Unglaublich, wieviel Kraft es gekostet hat, die Ärzte dazu zu bewegen, doch noch einmal genauer hinzuschauen. Unglaublich, wie sehr einen so eine Diagnose aus der Bahn wirft, wenn es das eigene Kind trifft, dass eine schwere Krankheit haben soll. Und unglaublich, wie sehr mein Vertrauen in die medizinsiche Versorgung erschüttert ist durch diese Fehldiagnose. Es ist leider nicht das erste Mal, dass ich eine „dumme Geschichte“ mit Ärzten erlebe, aber es ist mit Abstand die Gravierendste. Das Schlimme dabei ist, dass eigentlich jeder, dem man so etwas erzählt, auch eine „dumme Geschichte“ parat hat, wo etwas ziemlich schief lief und dass sich keiner überrascht zeigt bei ärztlichen Fehlern. Wobei ich Fehler nur menschlich finde, aber die Unfähigkeit, diese einzugestehen, die Unfähigkeit mal eine Entschuldigung zu äußern, das ist es, was mir zusetzt.

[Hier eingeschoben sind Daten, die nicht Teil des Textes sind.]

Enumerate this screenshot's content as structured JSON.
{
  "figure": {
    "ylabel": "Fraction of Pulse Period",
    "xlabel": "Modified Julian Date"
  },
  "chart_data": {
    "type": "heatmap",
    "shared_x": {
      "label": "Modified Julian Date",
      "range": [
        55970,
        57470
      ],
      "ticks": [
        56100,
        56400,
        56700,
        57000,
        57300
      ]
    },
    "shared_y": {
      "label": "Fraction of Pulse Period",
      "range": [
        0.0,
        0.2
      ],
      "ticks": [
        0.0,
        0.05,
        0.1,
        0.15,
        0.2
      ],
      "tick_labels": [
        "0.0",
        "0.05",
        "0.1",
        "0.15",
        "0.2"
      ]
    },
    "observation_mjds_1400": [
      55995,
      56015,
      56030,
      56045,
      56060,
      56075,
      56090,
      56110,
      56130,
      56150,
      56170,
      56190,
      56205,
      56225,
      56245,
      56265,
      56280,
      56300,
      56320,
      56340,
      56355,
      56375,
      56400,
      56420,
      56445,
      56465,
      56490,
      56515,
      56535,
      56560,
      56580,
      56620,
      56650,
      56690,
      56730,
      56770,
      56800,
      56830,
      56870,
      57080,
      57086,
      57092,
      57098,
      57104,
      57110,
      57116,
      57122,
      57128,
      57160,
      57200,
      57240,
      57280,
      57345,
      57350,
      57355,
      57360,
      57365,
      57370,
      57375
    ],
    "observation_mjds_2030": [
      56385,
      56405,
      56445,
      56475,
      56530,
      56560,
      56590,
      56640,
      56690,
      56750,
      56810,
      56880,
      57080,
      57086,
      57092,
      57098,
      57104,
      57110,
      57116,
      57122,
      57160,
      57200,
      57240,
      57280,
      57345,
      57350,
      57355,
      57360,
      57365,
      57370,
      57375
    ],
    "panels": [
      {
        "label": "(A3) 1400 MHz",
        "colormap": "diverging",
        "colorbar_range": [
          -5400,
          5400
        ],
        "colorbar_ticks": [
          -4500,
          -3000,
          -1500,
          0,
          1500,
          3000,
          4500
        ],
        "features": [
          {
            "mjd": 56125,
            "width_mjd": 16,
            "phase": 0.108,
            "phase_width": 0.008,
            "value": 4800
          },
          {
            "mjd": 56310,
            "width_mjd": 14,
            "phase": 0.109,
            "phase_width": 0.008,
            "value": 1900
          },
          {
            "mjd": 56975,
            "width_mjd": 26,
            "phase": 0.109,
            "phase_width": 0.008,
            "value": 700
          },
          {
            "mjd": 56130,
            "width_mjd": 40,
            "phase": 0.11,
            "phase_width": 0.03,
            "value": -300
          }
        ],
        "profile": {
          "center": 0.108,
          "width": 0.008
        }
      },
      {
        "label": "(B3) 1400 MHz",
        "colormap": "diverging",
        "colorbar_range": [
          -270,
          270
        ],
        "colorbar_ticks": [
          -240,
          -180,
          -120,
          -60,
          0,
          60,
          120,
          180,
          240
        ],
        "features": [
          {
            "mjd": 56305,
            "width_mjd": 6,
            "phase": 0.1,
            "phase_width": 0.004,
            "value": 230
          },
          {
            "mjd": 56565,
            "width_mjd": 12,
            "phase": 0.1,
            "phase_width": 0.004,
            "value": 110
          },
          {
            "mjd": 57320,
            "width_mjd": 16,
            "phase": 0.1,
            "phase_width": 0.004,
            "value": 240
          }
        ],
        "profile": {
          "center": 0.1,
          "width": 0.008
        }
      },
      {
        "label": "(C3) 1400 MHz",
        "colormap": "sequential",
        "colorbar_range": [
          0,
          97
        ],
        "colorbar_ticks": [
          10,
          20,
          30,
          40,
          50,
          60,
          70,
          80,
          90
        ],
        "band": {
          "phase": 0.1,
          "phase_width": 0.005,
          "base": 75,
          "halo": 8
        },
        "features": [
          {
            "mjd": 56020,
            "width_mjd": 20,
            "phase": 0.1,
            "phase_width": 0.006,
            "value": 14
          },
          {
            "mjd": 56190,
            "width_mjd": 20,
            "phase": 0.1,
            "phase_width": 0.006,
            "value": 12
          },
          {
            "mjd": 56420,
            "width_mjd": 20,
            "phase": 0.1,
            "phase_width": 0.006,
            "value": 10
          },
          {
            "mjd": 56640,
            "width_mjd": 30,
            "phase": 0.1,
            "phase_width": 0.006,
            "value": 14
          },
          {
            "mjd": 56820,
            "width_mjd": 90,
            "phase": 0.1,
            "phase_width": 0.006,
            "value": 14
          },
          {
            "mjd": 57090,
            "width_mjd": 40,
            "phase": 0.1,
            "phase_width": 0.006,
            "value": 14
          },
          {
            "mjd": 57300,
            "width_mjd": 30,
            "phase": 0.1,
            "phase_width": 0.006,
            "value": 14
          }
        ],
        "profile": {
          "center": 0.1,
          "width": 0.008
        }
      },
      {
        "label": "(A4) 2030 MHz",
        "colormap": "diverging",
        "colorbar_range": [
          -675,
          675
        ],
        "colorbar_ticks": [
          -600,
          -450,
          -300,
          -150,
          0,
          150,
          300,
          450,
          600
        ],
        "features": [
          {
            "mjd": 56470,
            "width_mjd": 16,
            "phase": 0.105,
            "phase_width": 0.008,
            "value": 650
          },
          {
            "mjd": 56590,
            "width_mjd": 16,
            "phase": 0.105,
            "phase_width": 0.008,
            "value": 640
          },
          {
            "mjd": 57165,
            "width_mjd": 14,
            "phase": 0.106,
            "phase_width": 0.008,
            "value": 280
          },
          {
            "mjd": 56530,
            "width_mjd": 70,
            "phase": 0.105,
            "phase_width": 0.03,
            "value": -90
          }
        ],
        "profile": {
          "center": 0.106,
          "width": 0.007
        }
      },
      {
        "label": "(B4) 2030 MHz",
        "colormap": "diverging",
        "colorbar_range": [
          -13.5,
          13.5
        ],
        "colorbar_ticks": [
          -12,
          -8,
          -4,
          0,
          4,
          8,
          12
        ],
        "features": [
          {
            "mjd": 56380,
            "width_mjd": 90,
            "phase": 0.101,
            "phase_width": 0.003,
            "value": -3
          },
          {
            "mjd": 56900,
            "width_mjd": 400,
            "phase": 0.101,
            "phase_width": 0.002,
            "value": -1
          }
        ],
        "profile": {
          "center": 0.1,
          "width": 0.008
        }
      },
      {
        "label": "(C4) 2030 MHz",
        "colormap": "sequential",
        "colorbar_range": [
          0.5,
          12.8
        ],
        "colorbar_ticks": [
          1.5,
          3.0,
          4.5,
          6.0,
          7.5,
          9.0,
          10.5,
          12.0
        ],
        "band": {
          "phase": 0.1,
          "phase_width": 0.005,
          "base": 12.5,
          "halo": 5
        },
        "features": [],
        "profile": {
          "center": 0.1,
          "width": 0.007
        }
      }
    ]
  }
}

Und jetzt? Wir versuchen, irgendwie wieder in den Alltag zurück zu finden, auch wenn eine unterschwellige Angst immer noch da ist. Wir sind dankbar über unser Netz an Freunden, die uns unterstützt haben. Die Fefi mit zu sich genommen haben, um uns zu entlasten, die selber bei befreundeten Ärzten nachgefragt haben. Die uns einfach nur zugehört und unterstützt haben. Wir sind froh, dass wir aus diesem Albtraum erwachen konnten, auch wenn das anderen nicht vergönnt ist.